Blizzard Entertainment’s World of Warcraft, a product that utterly dominated its category for four years through the innovative and creative use of existing graphic and web technologies, could only have been produced through the close collaboration of graphic artists and developers specializing in database and client-server programming. is a business based on idea sharing between software engineers who created and maintain the platform on the one hand and, on the other hand, supply chain managers who conceive of the operational paradigms that increase profit margins.  The heroes in these success stories include, in addition to the many hard working code slingers and graphic designers, the management teams that hire them, coordinate them, and get them to work together.

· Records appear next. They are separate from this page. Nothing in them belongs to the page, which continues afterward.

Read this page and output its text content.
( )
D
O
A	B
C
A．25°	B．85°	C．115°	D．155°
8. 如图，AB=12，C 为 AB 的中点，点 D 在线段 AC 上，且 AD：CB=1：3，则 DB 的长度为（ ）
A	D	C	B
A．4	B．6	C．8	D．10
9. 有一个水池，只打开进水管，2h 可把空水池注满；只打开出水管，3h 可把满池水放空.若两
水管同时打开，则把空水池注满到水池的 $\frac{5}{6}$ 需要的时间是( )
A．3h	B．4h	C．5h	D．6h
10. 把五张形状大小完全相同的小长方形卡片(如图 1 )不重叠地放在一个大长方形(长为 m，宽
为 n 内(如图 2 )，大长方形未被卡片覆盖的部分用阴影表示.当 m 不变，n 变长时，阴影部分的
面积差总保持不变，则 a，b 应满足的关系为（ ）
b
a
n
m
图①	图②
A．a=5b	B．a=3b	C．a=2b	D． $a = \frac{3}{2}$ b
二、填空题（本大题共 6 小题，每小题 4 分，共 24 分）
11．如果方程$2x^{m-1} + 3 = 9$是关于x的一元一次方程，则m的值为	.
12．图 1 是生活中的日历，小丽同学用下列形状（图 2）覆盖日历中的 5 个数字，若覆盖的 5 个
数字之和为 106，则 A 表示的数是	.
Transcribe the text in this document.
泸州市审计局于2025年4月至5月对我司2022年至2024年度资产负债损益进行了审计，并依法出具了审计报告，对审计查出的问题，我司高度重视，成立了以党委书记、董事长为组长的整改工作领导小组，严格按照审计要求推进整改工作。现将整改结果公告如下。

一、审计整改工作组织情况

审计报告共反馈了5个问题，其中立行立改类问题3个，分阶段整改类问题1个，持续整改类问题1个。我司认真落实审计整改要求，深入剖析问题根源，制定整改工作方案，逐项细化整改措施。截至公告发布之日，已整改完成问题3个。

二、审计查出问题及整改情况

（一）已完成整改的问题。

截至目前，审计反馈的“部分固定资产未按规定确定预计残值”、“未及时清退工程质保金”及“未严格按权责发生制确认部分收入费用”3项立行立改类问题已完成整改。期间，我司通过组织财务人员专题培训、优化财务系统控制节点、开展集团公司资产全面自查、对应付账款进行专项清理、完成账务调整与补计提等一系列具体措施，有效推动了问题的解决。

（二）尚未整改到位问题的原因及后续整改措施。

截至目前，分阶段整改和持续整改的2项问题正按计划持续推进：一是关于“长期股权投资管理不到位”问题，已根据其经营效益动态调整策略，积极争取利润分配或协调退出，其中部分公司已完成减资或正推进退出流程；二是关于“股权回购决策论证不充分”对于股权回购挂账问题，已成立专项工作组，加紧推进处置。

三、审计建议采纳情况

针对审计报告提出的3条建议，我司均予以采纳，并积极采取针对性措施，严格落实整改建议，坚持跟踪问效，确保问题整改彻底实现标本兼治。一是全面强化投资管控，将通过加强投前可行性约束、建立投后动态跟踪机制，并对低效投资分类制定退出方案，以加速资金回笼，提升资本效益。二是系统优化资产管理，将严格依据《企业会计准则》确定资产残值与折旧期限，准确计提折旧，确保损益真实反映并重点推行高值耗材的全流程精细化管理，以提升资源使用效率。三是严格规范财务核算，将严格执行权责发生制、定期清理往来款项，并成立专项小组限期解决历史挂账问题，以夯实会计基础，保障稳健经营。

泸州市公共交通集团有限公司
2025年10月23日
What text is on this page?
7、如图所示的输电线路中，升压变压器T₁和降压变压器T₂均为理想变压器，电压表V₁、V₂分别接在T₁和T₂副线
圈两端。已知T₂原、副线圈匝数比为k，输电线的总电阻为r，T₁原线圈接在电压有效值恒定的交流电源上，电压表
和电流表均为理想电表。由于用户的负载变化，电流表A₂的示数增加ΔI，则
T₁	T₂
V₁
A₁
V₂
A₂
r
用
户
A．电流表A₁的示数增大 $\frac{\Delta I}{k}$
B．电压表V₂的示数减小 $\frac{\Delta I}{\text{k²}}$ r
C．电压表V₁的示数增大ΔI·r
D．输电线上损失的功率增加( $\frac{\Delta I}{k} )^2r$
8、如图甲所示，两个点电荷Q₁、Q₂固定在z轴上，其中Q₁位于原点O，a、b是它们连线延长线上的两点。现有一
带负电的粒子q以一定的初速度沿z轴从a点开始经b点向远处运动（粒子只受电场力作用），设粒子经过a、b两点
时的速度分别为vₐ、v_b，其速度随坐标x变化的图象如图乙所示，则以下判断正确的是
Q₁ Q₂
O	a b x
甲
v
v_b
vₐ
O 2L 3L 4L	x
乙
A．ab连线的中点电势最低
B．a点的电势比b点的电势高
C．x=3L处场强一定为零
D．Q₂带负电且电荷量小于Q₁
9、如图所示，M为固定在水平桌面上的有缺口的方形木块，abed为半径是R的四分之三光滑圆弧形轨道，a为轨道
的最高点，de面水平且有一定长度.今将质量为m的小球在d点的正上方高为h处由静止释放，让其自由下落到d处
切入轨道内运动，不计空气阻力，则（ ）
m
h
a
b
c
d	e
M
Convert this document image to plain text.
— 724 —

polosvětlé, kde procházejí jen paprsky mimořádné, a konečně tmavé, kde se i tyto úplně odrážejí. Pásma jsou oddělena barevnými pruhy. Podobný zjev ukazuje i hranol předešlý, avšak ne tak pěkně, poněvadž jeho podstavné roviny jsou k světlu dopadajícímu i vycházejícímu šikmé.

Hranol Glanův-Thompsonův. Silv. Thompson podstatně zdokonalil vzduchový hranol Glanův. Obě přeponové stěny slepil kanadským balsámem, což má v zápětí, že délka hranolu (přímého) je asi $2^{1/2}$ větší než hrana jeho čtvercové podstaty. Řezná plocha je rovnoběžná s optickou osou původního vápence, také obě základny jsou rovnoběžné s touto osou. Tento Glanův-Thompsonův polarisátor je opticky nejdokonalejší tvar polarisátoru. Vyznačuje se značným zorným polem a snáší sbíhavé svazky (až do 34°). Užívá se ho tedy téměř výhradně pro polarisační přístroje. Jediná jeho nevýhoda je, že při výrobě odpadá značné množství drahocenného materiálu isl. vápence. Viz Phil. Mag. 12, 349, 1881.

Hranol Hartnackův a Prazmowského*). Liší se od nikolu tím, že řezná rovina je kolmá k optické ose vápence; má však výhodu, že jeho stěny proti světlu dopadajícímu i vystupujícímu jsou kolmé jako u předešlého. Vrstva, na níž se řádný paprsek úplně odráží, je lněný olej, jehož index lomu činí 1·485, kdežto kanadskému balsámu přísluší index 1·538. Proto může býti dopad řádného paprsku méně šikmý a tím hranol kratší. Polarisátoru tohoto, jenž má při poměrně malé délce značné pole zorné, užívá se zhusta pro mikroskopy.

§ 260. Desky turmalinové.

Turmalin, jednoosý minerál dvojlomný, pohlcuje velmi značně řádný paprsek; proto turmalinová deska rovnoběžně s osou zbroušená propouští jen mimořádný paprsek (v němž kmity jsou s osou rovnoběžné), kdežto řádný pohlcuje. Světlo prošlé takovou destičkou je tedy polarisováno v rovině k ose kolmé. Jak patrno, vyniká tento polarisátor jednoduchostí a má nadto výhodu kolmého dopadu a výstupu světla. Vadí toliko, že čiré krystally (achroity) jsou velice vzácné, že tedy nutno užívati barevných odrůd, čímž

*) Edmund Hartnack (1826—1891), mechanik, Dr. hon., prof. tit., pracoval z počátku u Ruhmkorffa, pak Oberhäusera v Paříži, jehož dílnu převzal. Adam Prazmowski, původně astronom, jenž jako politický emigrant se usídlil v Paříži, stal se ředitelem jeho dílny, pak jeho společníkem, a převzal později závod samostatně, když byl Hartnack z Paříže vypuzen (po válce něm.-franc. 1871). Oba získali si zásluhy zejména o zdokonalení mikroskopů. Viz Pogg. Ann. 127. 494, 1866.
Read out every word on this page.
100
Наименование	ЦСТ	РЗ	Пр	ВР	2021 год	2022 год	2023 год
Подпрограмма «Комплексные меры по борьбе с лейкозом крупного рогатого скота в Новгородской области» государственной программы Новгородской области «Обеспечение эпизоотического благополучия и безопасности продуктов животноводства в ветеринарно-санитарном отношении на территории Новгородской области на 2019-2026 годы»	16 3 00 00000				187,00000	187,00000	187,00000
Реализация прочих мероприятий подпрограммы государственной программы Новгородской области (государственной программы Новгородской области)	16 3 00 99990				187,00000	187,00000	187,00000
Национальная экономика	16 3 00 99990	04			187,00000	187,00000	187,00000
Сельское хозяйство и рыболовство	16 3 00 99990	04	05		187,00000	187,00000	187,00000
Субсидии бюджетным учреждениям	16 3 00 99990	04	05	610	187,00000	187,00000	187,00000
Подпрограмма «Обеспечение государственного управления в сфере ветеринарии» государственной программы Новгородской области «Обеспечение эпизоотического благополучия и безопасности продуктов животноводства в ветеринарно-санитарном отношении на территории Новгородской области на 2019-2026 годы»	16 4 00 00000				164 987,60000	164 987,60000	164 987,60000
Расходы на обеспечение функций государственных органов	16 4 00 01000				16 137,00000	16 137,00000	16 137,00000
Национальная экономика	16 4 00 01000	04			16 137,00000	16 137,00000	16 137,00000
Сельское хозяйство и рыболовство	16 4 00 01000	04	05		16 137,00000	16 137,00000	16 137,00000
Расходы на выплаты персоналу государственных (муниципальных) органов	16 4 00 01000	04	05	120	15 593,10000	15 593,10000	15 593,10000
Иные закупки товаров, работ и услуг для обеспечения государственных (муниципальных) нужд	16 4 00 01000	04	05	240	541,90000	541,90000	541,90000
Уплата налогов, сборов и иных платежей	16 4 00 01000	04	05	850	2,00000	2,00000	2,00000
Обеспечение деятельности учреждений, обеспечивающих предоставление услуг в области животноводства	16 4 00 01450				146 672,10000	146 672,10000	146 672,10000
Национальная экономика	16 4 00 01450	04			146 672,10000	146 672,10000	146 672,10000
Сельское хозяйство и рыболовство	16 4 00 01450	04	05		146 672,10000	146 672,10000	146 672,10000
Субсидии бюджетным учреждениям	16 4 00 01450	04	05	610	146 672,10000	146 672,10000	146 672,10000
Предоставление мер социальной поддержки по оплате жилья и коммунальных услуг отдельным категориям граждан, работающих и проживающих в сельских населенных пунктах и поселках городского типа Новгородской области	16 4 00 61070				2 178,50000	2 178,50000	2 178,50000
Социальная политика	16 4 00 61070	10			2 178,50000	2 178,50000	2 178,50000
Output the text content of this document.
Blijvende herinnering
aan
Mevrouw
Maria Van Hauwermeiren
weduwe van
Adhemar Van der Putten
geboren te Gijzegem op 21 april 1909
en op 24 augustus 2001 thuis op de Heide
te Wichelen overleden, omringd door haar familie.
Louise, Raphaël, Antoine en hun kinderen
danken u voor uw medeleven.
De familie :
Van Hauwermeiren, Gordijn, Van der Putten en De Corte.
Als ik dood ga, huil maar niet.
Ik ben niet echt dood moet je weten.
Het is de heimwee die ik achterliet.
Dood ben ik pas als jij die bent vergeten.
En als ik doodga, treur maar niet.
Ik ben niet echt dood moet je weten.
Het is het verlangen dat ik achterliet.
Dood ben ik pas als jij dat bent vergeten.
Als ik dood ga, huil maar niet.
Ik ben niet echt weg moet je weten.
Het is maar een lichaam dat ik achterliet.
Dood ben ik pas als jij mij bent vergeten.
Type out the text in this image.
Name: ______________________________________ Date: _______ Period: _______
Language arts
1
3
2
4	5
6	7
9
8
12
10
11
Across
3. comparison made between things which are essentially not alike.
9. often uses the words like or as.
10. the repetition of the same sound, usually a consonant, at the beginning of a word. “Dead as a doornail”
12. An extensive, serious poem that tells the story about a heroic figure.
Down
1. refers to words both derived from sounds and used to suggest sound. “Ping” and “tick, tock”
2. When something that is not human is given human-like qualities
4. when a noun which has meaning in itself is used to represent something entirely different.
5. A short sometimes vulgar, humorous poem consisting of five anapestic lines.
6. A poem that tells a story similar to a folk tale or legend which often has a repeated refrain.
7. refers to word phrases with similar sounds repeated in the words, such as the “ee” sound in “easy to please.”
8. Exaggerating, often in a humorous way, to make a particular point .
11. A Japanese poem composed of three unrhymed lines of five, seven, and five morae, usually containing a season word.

Bill Gates and Paul Allen started out as inventors-in-the-garage business people, and they are to be admired for what they accomplished at that stage in their careers.  They should, however, be even more admired for making the transition to being leaders of large teams because it was the large teams that continued the process of innovation that kept their various enterprises ahead of the competition.

From the earliest stages in its existence, the innovation that sets one business apart from other businesses must be more than just a new technology or a new process.  The innovation must fit within the operational, distribution, and financial contexts of the business and within the purchasing paradigm of its customers.  Technology driven enterprises often lose track of context, and the success of companies like Microsoft and Apple derives not purely from technological innovation itself but from the way that innovation is implemented as a business.  The best leaders of innovative technology companies are able to gradually give up the control they exercised over technology development yet retain the business smarts and direction that allowed them to turn early technology innovations into successful businesses.

The modern inventor-in-the-garage has no choice but to team with business people, including operations, production, finance, and sales & marketing professionals, if she wants to see broad acceptance and financial return from her innovations.